At the time, the excuse was that they had campaigned to defeat the previous government and therefore had no mandate to share power with Fine Gael.
But the decision of the UK to leave the European Union is a game-changer. It is a national crisis akin to that which propelled Labour into a national government of recovery in 2011. While electorally damaging to Labour, it was a successful and united government that could take tough, pragmatic decisions.
It must be galling for Labour ministers, loyal to a fault to their Cabinet responsibility, in the worst of times, to see Cabinet rules and norms being set aside with impunity this week. But for the rest of us, it is just depressing to observe Government weakness at a critical time. A coherent national plan is needed across Government and agencies to attend to the many fronts in need of protection.
Already, the drop in sterling is hurting our exports and before long will result in bargain-hunting across the Border for shopping to the detriment of trade in southern Border towns. The commercial property landscape in the UK is darkening, with predictions of recession. Ireland is so entwined with our UK neighbours that each post-Brexit threat affects us disproportionately.
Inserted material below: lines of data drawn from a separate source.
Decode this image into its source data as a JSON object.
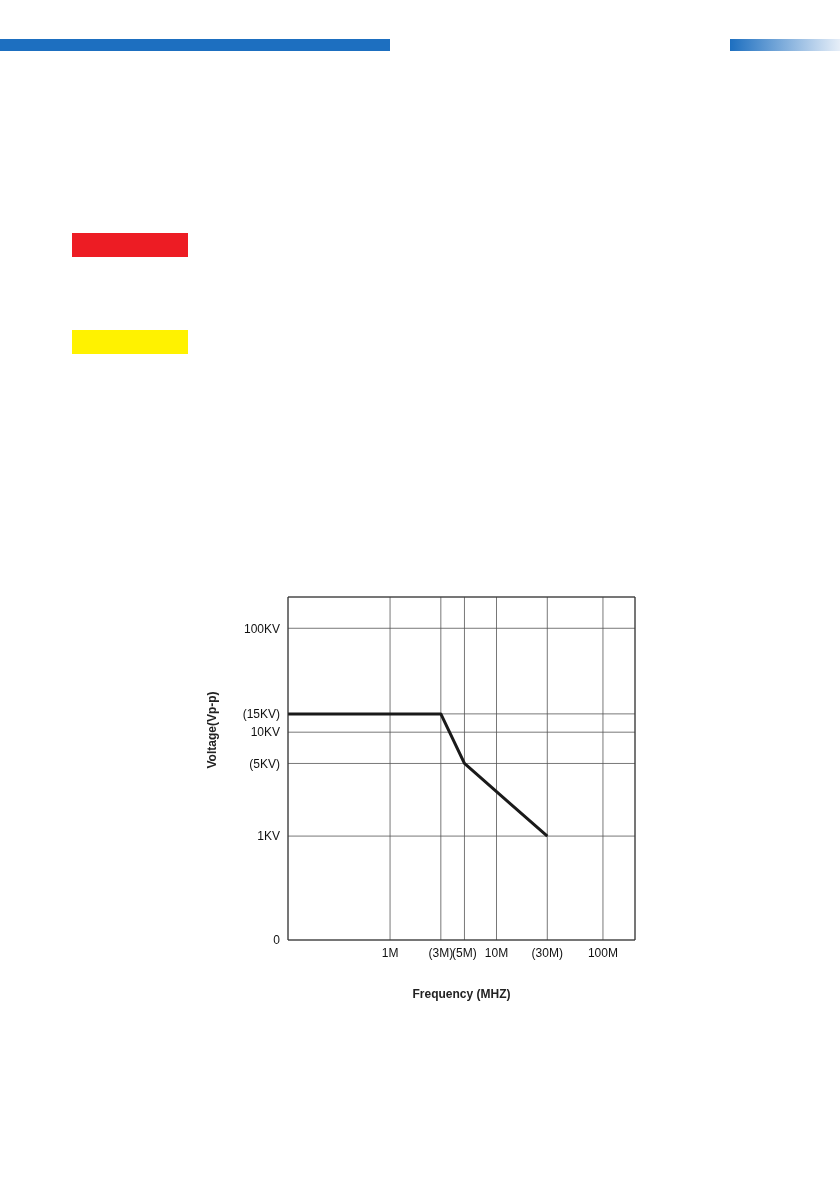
{
  "chart_data": {
    "type": "line",
    "xlabel": "Frequency (MHZ)",
    "ylabel": "Voltage(Vp-p)",
    "x": [
      0.11,
      3,
      5,
      30
    ],
    "series": [
      {
        "color": "#1a1a1a",
        "values": [
          15,
          15,
          5,
          1
        ]
      }
    ],
    "log": "xy",
    "xlim": [
      0.11,
      200
    ],
    "xticks": [
      {
        "value": 1,
        "label": "1M"
      },
      {
        "value": 3,
        "label": "(3M)"
      },
      {
        "value": 5,
        "label": "(5M)"
      },
      {
        "value": 10,
        "label": "10M"
      },
      {
        "value": 30,
        "label": "(30M)"
      },
      {
        "value": 100,
        "label": "100M"
      }
    ],
    "ylim": [
      0.1,
      200
    ],
    "yticks": [
      {
        "value": 0.1,
        "label": "0"
      },
      {
        "value": 1,
        "label": "1KV"
      },
      {
        "value": 5,
        "label": "(5KV)"
      },
      {
        "value": 10,
        "label": "10KV"
      },
      {
        "value": 15,
        "label": "(15KV)"
      },
      {
        "value": 100,
        "label": "100KV"
      }
    ],
    "grid": true
  }
}
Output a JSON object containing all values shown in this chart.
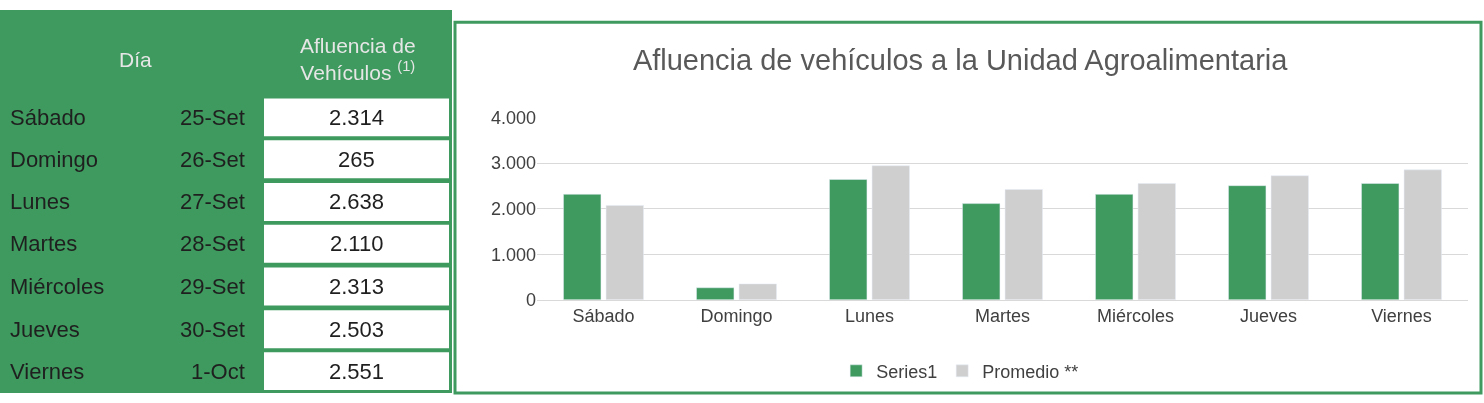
{
  "chart_data": {
    "type": "bar",
    "title": "Afluencia de vehículos a la Unidad Agroalimentaria",
    "categories": [
      "Sábado",
      "Domingo",
      "Lunes",
      "Martes",
      "Miércoles",
      "Jueves",
      "Viernes"
    ],
    "series": [
      {
        "name": "Series1",
        "color": "#3e9a5e",
        "values": [
          2314,
          265,
          2638,
          2110,
          2313,
          2503,
          2551
        ]
      },
      {
        "name": "Promedio **",
        "color": "#d0cfcf",
        "values": [
          2070,
          350,
          2940,
          2420,
          2550,
          2720,
          2850
        ]
      }
    ],
    "ylim": [
      0,
      4000
    ],
    "yticks": [
      {
        "value": 0,
        "label": "0"
      },
      {
        "value": 1000,
        "label": "1.000"
      },
      {
        "value": 2000,
        "label": "2.000"
      },
      {
        "value": 3000,
        "label": "3.000"
      },
      {
        "value": 4000,
        "label": "4.000"
      }
    ],
    "grid": "y",
    "legend": "bottom",
    "annotations": [
      "Día",
      "Afluencia de Vehículos $^{(1)}$",
      "25-Set",
      "26-Set",
      "27-Set",
      "28-Set",
      "29-Set",
      "30-Set",
      "1-Oct",
      "2.314",
      "265",
      "2.638",
      "2.110",
      "2.313",
      "2.503",
      "2.551"
    ]
  }
}
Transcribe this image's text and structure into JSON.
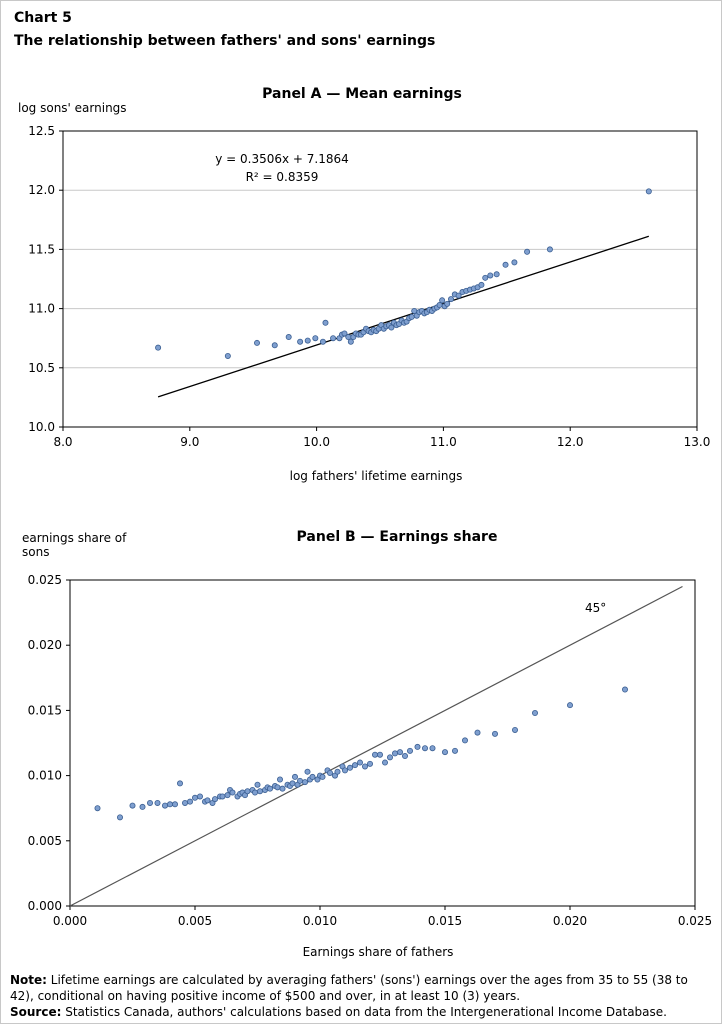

The Taoiseach has long experience of navigating stormy economic waters, as he did with considerable success from 2011 to 2016. He has a wealth of expertise at his disposal in the civil and diplomatic service, who are second to none. The miss-step with the DUP on a proposed all-Ireland committee to deal with north-south issues relating to Brexit was uncharacteristic. All our experience is that all-island initiatives are anathema to unionists, particularly without consultation. It was a good idea but was scuppered by careless delivery.
The Taoiseach has the skills to get us through this challenge. But he cannot do it from a position of weakness and with a precarious voting situation on a day-to-day basis. Fine Gael ministers are putting a brave face on the situation, having to win arguments on every point before they win votes and the support of Fianna Fáil in opposition. Constant compromise can be corrosive and dispiriting for ministers, no matter how able they are.
If Micheál Martin is genuine about donning the green jersey, his party should be wholeheartedly supporting the Government and distancing itself from the vexatious and time-wasting antics in the Dáil. People will think more highly of the party if it decouples itself from the spoiling tactics of the far left and Sinn Féin. For example, the two big parties should be agreeing tax policy, such as a lowering of personal taxation as advocated this week by the IDA, in order to improve our competitiveness. That is more important than unseating Joe O'Toole as chair of the Water Commission.
The Independent Alliance has won a pyrrhic victory this week. But people are wising up to the grouping. There ought not to be a second chance and if one arises, Fianna Fáilers should have their jerseys at the ready. Or else be ready to face an election.